Профессор Вольф, тонкая натура, человек глубокого ума и безупречного такта, у себя дома был особенно мягок и деликатен. Полноватое лицо его было обрамлено светлым париком, каскадами стекавшим на грудь. Большие распахнутые глаза лучились добродушием и отцовской мудростью. С лица не сходила тихая приветливая улыбка. Ямочка на подбородке придавала какую-то особую искренность его словам и жестам. Вольф оказался почти ровесником его отца, Василия Дорофеевича. Но разница в характерах и нравах Михайле казалась просто непреодолимой.
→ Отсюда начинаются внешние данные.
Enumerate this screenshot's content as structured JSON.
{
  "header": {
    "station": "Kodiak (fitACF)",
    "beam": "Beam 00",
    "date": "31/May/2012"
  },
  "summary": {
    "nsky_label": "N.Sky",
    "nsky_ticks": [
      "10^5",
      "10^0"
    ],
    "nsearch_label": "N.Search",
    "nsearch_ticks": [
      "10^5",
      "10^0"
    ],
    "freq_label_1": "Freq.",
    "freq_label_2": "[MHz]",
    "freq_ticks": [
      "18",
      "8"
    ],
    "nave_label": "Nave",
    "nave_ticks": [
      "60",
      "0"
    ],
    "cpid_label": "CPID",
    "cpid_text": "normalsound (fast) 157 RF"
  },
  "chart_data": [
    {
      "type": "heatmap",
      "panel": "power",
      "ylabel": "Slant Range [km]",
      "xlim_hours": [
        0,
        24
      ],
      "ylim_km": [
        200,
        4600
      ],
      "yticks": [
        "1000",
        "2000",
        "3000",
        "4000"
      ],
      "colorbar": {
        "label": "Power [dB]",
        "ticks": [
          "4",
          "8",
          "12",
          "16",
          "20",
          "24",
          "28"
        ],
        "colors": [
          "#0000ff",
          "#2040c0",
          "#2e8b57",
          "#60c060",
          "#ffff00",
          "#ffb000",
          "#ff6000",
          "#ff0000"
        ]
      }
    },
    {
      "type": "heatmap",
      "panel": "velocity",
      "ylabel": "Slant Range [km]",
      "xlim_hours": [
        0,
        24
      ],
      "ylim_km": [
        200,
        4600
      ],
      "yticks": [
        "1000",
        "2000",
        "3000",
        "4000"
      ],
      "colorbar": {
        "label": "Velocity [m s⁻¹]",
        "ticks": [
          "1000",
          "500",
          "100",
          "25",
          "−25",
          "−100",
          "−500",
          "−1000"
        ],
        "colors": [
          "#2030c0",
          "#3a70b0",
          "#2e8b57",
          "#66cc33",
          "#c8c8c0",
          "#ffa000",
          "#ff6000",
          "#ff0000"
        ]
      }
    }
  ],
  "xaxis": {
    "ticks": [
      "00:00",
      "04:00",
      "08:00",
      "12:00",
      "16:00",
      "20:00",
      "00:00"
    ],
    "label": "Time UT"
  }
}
При словах Михайлы лицо профессора ничуть не изменилось, оставшись таким же приветливым и участливым. Поднявшись из кресла, он взял Михайлу под локоть и подвел к окну. В свете масляного фонаря тускло поблескивало копье бронзового всадника. Куда ярче в морозном небе сияли звезды. И вот тут, возле окна, профессор Вольф сказал замечательную фразу. Смысл ее сводился к тому, что на небесном своде полный орднунг, здесь все сбалансировано и уравновешено, здесь не может появиться еще какой-то звезды или планеты, иначе произойдет катастрофа. Михайла сощурился и медленно кивнул. Тогда профессор подвел его к камину. На гранитной каминной полке стояли двое одинаковых часов. Именно на это и обратил внимание Вольф. Михайла кивнул: да, и стрелки резные, и римские цифры по кругу, и даже рисунок на циферблате — два ангелочка со стрелами — были абсолютно похожи. «Но цена разнится, — поднял палец профессор, — причем намного». Почему? Оказалось потому, что в механизм вот этих часов поставлена еще одна шестеренка, — по словам хозяина часовой мануфактуры, она значительно повышает точность хода. Поверив часовщику, профессор купил изделие, однако когда вскрыл новинку, то пришел к выводу, что принципиального улучшения лишняя шестеренка не дает: если ее убрать, часы остановятся, но если остальные шестеренки сплотить, часы пойдут как ни в чем не бывало. Сказав все это, профессор выразительно посмотрел на молодого собеседника, дабы усилить свою мысль.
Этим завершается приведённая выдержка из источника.